Other possible contenders for the SMET concept include HDT Robotics’ Micro Utility Vehicle (MUV) which comprises an all up weight of 568.2kg (1250lb). The vehicle is capable of carrying payloads up to 340.9kg (750lbs) in weight although it can also transport a trailer weighing anything up to 227.3kg (500lb), company officials explained. Due to its relatively small size the MUV can also be carried as an internally transportable vehicle for so-called ‘Fly and Drive’ operations in the cargo holds of helicopters including the Sikorsky UH-60 Black Hawk family medium lift utility helicopter and Boeing CH-47F Chinook heavylift helicopter as well as Bell-Boeing CV-22 Osprey family tiltrotors and Lockheed Martin C-130J Hercules and Airbus C-295 turboprop freighters.

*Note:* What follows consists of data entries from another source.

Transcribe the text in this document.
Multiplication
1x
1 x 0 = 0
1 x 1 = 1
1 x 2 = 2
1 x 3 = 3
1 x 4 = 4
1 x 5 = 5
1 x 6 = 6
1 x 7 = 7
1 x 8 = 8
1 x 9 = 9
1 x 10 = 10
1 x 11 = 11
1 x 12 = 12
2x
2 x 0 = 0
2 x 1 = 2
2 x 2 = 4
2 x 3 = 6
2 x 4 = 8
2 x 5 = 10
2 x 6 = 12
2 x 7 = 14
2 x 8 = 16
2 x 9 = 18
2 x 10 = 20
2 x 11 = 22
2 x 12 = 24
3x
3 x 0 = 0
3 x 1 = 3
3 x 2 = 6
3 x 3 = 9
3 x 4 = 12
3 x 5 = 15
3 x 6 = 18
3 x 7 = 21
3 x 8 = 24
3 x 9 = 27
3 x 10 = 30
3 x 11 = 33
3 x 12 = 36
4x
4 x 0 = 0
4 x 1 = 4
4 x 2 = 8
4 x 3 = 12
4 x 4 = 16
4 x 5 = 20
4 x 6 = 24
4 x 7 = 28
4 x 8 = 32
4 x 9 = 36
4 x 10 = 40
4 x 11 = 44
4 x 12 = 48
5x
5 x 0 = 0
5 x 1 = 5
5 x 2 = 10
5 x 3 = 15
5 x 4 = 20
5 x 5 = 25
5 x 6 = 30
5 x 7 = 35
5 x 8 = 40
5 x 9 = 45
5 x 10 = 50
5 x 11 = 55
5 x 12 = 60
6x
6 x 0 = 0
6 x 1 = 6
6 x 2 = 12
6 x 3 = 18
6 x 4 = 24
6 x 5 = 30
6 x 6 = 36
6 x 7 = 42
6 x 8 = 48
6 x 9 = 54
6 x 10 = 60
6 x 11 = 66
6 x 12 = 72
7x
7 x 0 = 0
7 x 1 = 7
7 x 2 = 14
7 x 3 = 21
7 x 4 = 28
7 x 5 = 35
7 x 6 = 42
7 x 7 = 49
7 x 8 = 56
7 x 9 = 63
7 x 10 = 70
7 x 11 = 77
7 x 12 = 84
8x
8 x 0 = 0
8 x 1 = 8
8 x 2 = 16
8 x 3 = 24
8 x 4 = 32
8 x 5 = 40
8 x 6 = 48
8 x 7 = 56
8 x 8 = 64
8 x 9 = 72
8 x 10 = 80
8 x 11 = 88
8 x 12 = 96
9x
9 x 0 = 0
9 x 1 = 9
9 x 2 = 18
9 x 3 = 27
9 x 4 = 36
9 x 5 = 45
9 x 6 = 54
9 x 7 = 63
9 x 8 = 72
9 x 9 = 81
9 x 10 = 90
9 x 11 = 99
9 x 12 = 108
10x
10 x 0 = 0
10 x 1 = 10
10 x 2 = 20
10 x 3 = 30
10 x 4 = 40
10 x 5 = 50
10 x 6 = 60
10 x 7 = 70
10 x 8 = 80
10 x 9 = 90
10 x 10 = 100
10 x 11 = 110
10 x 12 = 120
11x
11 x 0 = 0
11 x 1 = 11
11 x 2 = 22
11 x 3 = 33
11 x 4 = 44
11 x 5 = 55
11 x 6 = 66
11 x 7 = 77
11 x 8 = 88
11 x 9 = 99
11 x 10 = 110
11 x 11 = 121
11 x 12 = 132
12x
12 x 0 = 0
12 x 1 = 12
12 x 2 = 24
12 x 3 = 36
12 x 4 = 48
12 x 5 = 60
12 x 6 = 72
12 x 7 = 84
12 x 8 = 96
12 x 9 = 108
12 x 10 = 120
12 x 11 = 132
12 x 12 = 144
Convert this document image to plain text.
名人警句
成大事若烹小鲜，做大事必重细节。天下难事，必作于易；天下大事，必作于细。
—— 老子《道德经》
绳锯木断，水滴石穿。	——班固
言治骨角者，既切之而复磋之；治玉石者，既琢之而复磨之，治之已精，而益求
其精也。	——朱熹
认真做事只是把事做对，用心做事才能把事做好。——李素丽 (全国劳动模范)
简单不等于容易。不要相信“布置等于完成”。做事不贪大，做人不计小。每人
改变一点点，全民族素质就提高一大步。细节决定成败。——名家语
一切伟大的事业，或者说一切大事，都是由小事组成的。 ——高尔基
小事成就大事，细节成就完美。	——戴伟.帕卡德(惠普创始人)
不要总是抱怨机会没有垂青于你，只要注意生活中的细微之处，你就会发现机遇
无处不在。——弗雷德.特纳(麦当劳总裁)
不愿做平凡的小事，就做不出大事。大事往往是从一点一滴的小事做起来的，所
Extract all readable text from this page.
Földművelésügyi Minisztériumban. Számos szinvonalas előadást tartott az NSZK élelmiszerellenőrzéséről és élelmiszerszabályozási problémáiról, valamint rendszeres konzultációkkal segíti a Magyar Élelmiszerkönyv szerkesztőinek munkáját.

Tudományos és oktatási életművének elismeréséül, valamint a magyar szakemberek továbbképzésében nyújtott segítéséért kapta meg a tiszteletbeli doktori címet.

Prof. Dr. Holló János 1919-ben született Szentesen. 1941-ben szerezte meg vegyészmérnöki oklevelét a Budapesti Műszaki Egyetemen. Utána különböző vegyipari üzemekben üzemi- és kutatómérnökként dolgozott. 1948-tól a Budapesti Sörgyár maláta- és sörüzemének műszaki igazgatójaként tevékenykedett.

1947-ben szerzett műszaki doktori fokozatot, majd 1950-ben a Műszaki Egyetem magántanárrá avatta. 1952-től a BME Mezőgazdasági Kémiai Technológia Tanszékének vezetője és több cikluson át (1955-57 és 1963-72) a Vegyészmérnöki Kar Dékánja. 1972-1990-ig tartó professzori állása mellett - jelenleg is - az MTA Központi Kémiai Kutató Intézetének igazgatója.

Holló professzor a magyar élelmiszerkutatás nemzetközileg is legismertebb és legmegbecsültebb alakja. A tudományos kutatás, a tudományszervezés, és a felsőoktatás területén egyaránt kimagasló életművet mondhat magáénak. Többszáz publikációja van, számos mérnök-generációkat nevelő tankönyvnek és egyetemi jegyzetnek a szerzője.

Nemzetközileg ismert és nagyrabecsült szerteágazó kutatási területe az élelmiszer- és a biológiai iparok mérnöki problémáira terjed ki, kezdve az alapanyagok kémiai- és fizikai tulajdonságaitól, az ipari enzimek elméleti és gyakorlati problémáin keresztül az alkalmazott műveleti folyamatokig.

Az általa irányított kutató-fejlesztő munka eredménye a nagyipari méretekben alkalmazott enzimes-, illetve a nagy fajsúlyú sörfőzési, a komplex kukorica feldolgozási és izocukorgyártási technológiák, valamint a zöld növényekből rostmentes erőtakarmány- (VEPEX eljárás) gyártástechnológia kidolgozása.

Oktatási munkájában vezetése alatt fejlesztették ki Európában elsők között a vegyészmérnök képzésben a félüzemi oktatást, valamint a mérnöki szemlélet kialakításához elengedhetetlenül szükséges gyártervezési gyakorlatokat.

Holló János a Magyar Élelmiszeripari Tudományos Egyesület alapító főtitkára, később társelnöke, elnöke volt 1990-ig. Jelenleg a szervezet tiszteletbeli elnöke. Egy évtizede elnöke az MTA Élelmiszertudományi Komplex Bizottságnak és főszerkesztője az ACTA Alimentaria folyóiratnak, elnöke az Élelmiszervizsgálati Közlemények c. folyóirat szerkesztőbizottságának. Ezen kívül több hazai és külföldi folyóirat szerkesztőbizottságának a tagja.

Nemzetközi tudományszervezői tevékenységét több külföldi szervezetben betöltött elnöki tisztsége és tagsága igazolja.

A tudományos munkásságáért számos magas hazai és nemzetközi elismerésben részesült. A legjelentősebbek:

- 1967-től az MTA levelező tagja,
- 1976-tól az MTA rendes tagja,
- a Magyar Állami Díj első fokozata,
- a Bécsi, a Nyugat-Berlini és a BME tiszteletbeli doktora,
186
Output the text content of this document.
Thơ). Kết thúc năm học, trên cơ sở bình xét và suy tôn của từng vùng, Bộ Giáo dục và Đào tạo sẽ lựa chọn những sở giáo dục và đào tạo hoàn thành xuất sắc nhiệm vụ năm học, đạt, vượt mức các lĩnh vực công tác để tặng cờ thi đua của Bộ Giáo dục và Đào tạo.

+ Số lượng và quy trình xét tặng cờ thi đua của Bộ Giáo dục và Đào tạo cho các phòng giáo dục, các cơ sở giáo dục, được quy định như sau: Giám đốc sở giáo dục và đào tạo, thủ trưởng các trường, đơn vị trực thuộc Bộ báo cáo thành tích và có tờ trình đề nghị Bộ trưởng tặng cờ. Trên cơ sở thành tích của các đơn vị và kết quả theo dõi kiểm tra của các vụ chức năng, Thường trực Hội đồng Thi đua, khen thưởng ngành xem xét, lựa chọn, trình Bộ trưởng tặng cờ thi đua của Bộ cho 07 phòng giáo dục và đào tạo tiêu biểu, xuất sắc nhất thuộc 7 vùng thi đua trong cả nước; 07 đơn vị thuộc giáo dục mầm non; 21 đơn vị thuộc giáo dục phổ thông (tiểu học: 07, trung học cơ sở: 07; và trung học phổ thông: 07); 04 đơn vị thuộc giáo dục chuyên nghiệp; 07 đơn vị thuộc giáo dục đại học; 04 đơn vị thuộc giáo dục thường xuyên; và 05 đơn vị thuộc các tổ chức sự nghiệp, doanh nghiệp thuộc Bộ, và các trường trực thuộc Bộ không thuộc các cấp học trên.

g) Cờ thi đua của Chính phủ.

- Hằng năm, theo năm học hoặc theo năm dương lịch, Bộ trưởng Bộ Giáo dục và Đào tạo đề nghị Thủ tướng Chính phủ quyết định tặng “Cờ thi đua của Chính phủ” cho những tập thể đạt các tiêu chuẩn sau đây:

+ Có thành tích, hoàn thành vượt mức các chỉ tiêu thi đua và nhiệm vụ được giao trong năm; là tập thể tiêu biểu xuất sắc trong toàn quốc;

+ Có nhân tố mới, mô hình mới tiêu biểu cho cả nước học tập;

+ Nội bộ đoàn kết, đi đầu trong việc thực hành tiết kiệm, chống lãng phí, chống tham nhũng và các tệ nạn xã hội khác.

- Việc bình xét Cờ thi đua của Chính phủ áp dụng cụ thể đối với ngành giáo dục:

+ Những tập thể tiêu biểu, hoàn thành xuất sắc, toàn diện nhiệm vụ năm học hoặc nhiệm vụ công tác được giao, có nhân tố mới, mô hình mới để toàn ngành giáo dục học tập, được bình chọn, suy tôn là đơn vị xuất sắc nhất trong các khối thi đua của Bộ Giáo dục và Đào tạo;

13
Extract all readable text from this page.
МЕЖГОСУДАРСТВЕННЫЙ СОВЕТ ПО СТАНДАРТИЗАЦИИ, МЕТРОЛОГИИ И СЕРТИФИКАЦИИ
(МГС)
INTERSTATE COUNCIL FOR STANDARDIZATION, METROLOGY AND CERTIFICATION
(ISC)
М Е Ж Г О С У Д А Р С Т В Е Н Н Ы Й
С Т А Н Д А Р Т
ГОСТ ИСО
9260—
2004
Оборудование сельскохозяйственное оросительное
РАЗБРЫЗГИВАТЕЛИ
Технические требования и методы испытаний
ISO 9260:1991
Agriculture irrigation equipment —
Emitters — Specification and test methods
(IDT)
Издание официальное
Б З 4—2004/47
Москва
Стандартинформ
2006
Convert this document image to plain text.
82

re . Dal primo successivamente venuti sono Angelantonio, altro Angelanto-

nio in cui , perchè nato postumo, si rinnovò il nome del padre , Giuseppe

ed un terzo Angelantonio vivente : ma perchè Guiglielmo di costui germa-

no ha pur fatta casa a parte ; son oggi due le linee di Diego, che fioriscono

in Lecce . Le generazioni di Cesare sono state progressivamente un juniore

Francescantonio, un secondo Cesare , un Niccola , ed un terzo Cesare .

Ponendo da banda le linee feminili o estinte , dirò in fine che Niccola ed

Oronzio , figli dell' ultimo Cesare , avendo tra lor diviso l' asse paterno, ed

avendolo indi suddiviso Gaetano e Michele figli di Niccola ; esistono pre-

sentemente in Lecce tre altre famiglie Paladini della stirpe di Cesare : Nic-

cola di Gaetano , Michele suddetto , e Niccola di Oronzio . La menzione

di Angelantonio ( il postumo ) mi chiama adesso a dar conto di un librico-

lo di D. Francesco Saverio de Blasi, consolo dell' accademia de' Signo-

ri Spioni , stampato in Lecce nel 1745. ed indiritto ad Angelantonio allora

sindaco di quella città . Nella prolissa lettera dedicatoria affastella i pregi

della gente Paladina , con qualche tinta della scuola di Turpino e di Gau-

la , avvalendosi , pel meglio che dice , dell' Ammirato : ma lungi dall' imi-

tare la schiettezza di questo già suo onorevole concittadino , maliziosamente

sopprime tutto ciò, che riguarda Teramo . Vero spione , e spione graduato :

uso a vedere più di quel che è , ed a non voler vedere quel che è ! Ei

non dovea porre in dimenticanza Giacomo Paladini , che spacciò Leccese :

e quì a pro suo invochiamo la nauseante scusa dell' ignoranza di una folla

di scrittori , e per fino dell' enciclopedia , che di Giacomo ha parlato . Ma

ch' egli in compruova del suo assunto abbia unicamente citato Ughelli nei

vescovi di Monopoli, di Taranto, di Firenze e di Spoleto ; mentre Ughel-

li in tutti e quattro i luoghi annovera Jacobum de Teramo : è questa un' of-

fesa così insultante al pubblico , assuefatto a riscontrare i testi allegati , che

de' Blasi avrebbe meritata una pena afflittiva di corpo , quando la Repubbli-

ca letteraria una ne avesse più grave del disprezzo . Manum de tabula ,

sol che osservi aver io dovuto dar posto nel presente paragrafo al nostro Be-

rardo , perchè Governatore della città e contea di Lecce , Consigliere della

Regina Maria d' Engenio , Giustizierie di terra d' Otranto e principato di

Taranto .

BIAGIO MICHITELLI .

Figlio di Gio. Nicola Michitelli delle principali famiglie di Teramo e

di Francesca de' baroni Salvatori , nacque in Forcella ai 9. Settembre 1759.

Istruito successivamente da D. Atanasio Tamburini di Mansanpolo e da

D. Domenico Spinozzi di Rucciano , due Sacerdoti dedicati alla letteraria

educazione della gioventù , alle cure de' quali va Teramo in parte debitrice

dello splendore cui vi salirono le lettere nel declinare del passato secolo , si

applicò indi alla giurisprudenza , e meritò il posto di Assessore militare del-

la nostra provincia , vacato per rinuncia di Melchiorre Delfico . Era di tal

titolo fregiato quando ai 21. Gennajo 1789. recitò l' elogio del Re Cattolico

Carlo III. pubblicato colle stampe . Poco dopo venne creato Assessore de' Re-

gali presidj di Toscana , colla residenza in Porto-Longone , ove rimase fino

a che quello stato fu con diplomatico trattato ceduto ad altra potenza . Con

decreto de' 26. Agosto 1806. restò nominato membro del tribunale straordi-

According to company officials, the MUV can be fitted with a variety of systems providing users with a modular UGV capable of conducting mine clearance missions as well as cargo re-supply and ISR if fitted with a sensor mast: “The robot can carry a squad’s heavy logistics: water, food, fuel, and ammunition. With over two kilowatts of electrical power, it can recharge batteries and act as a generator at night. Using only internal fuel, the robot can travel for over 96.5km,” officials explained.
Finally, Lockheed Martin sources confirmed to Armada how it was considering a reconfiguration of its SMSS ahead of its proposal for the US Army’s SMET programme. Speaking from the Xponential exhibition in Dallas, Texas on 9th May 2017, company sources confirmed it would be possible to upgrade the platform in order to meet SMET programme requirements.